【おんなの目】 匂い

 買い物に行こうとしたら、髪の間からしょっぱい小魚の干物のような臭いがしてきた。早朝、草取りをしてそのままシャワーにもかからず、さっと身体を拭いただけにしていたのだ。どうしよう。仕方がないので、手近にあった天花粉をはたいた。白い粉が散り、桜の花の匂いがしてきて、ちょっと安心した。買い物ついでに香水の売り場に行こう。そういえば、母が父にオーデコロンを吹きかけていたのを思い出した。

 父は八十八歳で亡くなるまでの十五年間、月一回通院した。足が悪かったので私が付き添った。玄関で帽子を被り靴を履く父に母はオーデコロンを吹きかけた。父からは太陽に干された藁の匂いがしていた。私はその匂いが好きだったので、母に「やめてよ」と抗議した。

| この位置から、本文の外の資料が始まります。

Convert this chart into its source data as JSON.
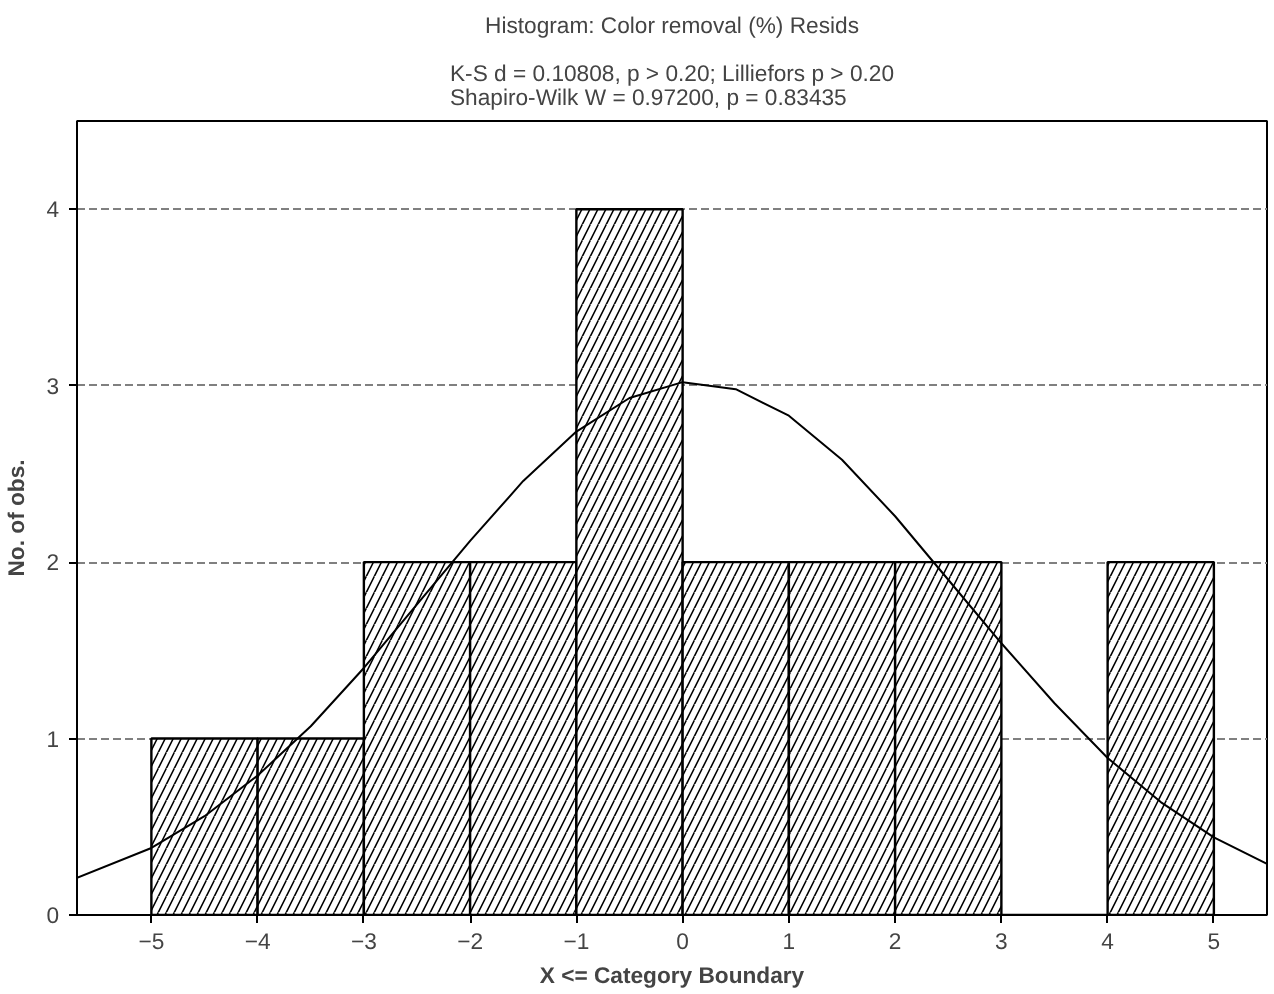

 香水売り場で「太陽のような匂いはありませんか」と訊いた。店員さんは「向日葵の香りはいかが」と黄色の小瓶を差し出した。甘い香りだ。「今売れてます」と言った。

 皆が好んでいる香り。これにしよう。これからは、世間の人達と楽しく暮らしていきたい。自分の好みに固守することはない。父と同じ匂いは、太陽に照らされた道端の枯草からも香ってくる。いつでも会える。

 向日葵の匂いは私を陽気にさせた。とても気にいっている。